The impact of electricity rebates on inflation in the March quarter
Callam Pickering, Asia-Pacific economist at Indeed, said the lift in headline inflation in the March quarter showed the impact of government electricity rebates on inflation.
He says the 0.9 per cent quarterly rise in inflation was quite large, but it was primarily due to a 16.3 per cent increase in electricity prices which occurred after many subsidies had worn off.
“In Queensland, most households have used up their $1,000 electricity rebate, which suppressed electricity prices in both the September and December quarters,” he said.
“The out-of-pocket spending on electricity in Queensland essentially quadrupled in the March quarter.
“Households in other states were also impacted to a lesser degree, with federal government energy subsidies also lower in the March quarter than in the December quarter.
“It’s a useful reminder of just how distorted Australia’s inflation figures are due to attempts to reduce cost-of-living pressures. And it’s also why it is so important to focus on underlying measures of inflation, which remove the impact of these subsidies,” he said.
To that end, Mr Pickering said it was significant that underlying inflation had fallen back within the RBA’s 2-3 per cent inflation band for the first time since the December quarter 2021.
“The RBA is going to cut rates when they meet in mid-May,” he said.
“That was likely true even if these inflation figures contained a nasty surprise. But there were no nasty surprises and key metrics, such as trimmed mean and service sector inflation, both improved.”
Treasurer welcomes the figures
Treasurer Jim Chalmers said he was very pleased to see headline inflation sitting in the bottom half of the RBA’s target band.
And he was “especially encouraged” to see trimmed mean underlying inflation back under 3 per cent.
“This is a powerful demonstration of the progress that Australians have made together in the economy,” he said.
Loading…
“This means both headline and underlying inflation is within the Reserve Bank’s target band for the first time since 2021.
“If you think about the economy that we inherited and the economy that we finished the term with, headline inflation was 6.1 per cent and rising, now it’s 2.4 per cent. Trimmed mean inflation was 4.9 per cent, it is now 2.9 per cent,” he said.

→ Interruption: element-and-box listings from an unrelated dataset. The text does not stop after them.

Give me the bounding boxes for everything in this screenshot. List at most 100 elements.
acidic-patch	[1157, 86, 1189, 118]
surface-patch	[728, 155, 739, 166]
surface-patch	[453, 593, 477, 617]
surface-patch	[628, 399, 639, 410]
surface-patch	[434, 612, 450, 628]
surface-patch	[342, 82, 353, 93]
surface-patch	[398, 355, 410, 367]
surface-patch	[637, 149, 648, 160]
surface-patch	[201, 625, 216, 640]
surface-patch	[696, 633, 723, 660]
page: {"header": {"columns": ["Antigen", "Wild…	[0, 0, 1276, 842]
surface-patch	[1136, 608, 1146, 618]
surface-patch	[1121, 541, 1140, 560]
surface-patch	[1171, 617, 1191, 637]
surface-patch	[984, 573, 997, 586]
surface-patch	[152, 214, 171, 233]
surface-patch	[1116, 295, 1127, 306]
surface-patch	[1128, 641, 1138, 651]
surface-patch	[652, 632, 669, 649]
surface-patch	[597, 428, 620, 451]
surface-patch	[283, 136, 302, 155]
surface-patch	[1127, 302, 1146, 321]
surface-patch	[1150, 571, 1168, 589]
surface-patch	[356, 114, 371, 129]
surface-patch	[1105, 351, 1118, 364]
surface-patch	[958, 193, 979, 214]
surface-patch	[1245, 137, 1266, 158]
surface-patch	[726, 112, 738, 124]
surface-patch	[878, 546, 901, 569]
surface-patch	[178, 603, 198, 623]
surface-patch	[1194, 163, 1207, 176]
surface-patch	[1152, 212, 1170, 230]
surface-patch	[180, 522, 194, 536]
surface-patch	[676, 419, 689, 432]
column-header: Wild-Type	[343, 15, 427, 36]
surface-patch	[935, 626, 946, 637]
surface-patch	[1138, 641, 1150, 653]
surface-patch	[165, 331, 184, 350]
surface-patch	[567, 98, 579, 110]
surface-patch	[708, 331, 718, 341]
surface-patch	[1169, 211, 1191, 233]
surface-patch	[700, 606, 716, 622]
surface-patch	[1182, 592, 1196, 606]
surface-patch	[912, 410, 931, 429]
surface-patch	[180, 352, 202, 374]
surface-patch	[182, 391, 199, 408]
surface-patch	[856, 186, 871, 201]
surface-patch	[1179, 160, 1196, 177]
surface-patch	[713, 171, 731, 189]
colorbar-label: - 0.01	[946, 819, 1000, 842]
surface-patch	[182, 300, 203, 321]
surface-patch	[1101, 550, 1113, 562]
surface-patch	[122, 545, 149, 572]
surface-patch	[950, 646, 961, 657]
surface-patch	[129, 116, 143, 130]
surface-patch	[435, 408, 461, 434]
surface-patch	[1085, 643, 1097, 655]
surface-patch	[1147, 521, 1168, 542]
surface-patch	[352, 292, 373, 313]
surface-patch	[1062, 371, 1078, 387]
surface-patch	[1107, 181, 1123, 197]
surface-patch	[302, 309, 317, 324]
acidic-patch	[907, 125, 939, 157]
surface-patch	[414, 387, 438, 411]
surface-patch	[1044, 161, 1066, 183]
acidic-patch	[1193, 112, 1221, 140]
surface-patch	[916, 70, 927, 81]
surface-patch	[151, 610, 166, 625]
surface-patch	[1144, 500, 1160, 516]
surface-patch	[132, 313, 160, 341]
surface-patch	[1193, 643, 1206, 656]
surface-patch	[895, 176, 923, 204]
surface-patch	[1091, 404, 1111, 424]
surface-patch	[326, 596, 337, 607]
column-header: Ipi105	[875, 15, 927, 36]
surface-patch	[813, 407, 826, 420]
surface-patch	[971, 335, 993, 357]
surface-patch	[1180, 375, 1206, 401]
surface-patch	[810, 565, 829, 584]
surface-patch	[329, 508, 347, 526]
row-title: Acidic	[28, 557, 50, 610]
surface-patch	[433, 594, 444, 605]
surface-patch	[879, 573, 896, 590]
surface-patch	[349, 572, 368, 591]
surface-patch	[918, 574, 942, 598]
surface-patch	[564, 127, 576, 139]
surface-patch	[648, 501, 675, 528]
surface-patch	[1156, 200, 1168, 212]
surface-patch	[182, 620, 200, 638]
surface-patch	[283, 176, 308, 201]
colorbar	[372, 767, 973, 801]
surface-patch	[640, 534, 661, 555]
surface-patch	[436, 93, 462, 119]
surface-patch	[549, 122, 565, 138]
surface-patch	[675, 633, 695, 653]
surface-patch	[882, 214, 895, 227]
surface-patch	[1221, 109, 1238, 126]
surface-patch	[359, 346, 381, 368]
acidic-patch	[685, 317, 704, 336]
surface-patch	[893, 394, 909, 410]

He said officials had also anticipated that inflation would be impacted in the March quarter by Queensland’s energy rebates coming off, but Wednesday’s numbers were still better than expected.
“These numbers are better than the budget assumed only five and a bit weeks ago, so we’re actually ahead of schedule compared to the forecast in the budget,” he said.
“They forecast [headline inflation] at 2.6 per cent and we’ve got 2.4 per cent today.
“The market has a very firm view that there are more interest rate cuts on the way, and I don’t see anything in these numbers that would substantially alter their expectations,” he said.
Gareth Aird, head of Australian economics at CBA, said the six-month annualised rate of underlying inflation dropped to 2.5 per cent in the March quarter, which means it’s sitting at the mid-point of the RBA’s target band.
He expects the RBA to cut interest rates a number of times this year, starting with 0.25 percentage points in May.
Services inflation lowest since June 2022
When dividing the data into “services” price inflation and “goods” price inflation, it reveals annual services inflation declined to 3.7 per cent in the March quarter, down from 4.3 per cent in December.
That was the lowest annual inflation for services since June 2022.
The decline in services inflation was driven by lower prices for rents and insurance.
Annual goods inflation picked up from 0.8 per cent to 1.3 per cent largely due to electricity prices increasing so much in the March quarter.